I stop hunting and start creating. I do not know when I do that exactly but if you read my essays maybe the roots begin when I start using present tense. A beautiful essay that moves from present to past to future and back to present again: this is the essay of a creator.

I am a witch. Many times I say this and it is not understood. I am not a fairy or a sprite, I am not a doer of evil. I do not (very often) wear a pointy hat. I create: relationships, futures for myself, opportunities, tour guests who will tell me their secrets and let me in turn tell them their futures, challenges for myself, a lot of drama entirely by accident, little stories that are matched with pictures, friends and friends of friends, enemies without wanting to, children. Really what I want to create is truth and beauty and love.

Sarah Gilbert creating in the spring
photo Edwin Skaug, I have not let him edit this yet

I birthed three children who live with me and are terrifically smart and full of creativity and personality and life and not a little emotional ups and downs. While in school each one of them has had an IEP throughout their educational journey for entirely different reasons and I will leave it at that for now but it is most definitely part of my identity. I have taken more children into my circle of love and protection. Some have left again, not of my choosing, I miss them and this too is part of my identity. That loss.

I am not saying any more, “I have three boys,” I don’t think that describes each of them precisely in the way they would like. Thus far they are all comfortable using “he/him” pronouns but I think for at least one of them that might change.

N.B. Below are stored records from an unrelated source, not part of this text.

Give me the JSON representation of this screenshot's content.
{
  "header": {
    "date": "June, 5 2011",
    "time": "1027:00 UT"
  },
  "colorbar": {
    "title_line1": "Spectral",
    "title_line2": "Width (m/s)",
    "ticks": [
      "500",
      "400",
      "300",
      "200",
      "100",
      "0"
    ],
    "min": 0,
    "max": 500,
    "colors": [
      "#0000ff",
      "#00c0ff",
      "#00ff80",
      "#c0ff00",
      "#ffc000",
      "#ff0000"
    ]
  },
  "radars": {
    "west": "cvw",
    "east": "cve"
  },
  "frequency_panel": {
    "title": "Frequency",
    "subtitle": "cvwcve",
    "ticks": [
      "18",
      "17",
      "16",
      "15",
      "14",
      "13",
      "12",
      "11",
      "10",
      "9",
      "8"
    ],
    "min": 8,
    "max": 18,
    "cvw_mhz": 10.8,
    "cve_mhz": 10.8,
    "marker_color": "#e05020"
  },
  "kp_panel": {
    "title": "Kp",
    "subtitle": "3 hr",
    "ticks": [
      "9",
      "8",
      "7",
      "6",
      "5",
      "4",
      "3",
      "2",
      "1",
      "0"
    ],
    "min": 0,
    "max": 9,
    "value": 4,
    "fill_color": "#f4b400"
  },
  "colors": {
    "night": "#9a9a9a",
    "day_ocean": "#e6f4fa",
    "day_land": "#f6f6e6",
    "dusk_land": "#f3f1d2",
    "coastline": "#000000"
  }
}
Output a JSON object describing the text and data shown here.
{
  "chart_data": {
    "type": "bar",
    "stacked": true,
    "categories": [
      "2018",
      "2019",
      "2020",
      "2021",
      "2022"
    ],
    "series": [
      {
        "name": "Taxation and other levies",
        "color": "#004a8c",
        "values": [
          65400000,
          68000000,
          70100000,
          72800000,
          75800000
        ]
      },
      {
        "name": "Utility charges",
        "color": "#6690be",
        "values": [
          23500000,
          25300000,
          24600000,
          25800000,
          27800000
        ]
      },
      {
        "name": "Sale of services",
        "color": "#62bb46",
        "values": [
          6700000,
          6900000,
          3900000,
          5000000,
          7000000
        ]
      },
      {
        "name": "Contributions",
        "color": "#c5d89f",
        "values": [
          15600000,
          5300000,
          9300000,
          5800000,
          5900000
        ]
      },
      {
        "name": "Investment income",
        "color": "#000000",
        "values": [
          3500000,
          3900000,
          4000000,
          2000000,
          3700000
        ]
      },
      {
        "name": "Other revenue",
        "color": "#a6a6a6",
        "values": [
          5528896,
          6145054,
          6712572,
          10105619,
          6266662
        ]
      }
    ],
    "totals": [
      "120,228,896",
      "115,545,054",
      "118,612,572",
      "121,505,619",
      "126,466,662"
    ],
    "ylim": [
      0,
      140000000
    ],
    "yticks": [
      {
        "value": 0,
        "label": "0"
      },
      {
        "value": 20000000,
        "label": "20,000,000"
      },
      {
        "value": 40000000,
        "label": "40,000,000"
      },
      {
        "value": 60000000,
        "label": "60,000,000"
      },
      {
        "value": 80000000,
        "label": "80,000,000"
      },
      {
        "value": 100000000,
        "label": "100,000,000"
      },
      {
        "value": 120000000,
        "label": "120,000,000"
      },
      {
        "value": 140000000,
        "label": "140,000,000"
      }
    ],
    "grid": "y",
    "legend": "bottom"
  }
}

I like to ride a bike and walk and take the bus more than I like to drive, but thanks to a tour company I founded my annual mileage is more than your average outside salesperson. I call myself a “bicycle evangelist” still, I believe riding a bike improves happiness and long life, I believe our culture would do well to slow down and riding a bike; especially while carrying passengers; can help. I own the web sites “mamabikeorama.com” and “onelessminivan.com” … and need to recreate the pages to which they point.

The boxes that I check with regards to “marital status” say I must check “divorced” even though this is not my identity. I do not much like marriage (I very much like partnered love), why should I have to identify with unbinding it? “I would have been better without marriage” — why is there no box for that?

After my divorce, I get a job as a bike tour guide. This is a line from my essay, “Invasive Species.” Now I identify as a bike tour guide, a hiking tour guide, and any number of other sorts of tour guides. “Tour guide extraordinaire.”

I am still, I have always been, a writer.